Expert Voices: Aspiration CEO Andrei Cherny
This week we're talking with Andrei Cherny, CEO of California-based fintech startup Aspiration.
Why he matters: Cherny was a speechwriter for Vice President Al Gore in the late 1990s and is a respected expert in the field, focusing on the financial side of net-zero and ESG commitments.
What in your view was the big story this week?
- The Supreme Court’s ruling in West Virginia v. EPA continues to be this week's big story for the sustainability community. It was yet another gut-punch to all who care about the climate crisis, and further validation to those inclined to succumb to despair.
What would you add to the narrative?
- In recent years, a growing group of innovators, entrepreneurs, activists, and citizens at large has decided we can no longer waste time waiting for Washington to act. That's not to say we don't need action, but the ice is melting faster than the federal government's indifference.
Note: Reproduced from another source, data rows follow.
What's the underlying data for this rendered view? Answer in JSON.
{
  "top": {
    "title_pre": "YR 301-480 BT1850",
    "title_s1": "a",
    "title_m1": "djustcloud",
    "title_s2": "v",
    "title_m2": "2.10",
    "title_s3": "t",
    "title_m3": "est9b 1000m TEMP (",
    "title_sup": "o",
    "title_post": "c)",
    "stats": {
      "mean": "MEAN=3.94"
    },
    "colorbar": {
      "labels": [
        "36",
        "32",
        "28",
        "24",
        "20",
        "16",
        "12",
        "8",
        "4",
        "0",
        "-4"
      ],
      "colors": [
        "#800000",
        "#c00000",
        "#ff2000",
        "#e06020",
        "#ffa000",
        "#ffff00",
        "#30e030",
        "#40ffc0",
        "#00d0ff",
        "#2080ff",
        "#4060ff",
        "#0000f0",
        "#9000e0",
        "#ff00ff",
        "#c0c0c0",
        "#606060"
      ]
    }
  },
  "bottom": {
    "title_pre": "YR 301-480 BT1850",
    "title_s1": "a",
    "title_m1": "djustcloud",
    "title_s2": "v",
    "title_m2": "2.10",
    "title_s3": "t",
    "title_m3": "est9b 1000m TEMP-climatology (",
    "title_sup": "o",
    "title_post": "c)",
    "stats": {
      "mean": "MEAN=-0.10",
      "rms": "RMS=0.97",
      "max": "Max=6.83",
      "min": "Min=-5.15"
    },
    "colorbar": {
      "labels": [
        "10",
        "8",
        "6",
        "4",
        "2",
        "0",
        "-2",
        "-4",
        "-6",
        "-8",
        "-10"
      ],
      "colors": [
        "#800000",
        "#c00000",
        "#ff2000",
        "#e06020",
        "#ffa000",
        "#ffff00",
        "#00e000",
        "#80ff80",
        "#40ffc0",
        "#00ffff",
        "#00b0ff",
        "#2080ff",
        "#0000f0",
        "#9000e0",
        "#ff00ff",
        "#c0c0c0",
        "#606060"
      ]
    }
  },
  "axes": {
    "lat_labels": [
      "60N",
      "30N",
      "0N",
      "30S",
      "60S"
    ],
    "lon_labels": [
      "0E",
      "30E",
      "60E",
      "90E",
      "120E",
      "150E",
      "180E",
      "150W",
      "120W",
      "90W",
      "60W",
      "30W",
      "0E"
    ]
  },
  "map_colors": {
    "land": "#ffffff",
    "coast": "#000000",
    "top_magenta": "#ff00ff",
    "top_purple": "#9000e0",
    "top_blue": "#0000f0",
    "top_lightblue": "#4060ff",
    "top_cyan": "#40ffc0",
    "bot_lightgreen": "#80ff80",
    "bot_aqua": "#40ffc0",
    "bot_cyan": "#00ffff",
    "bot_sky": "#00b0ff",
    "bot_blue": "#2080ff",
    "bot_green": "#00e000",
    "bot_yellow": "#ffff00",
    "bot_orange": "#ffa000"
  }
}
By contrast, what’s being under-reported or under-covered?
- What's often being ignored is that the single biggest and easiest step people can take to reduce their climate footprint is to divest from big banks and move their savings and deposits.
- A few weeks ago, a consortium of environmental nonprofits issued a report showing that the biggest companies' environmental efforts are swamped by the negative impact of their cash being used by major financial institutions to finance fossil fuel operations.
- The same goes for individuals. For many of us, moving our deposits out of a big bank would have a bigger climate impact than switching our gas-powered car to an electric vehicle.
In three words, what one change would you make to accelerate investment in climate tech?
- Zero to one. We need to make the largest, fastest shift in human behavior in history. That presents a massive opportunity for companies and investors to power that transformation. I sometimes liken it to the early days of the internet, when we went from a few dot-coms separate and apart from the "real" economy to a four- or five-year period where seemingly every company raced to get online.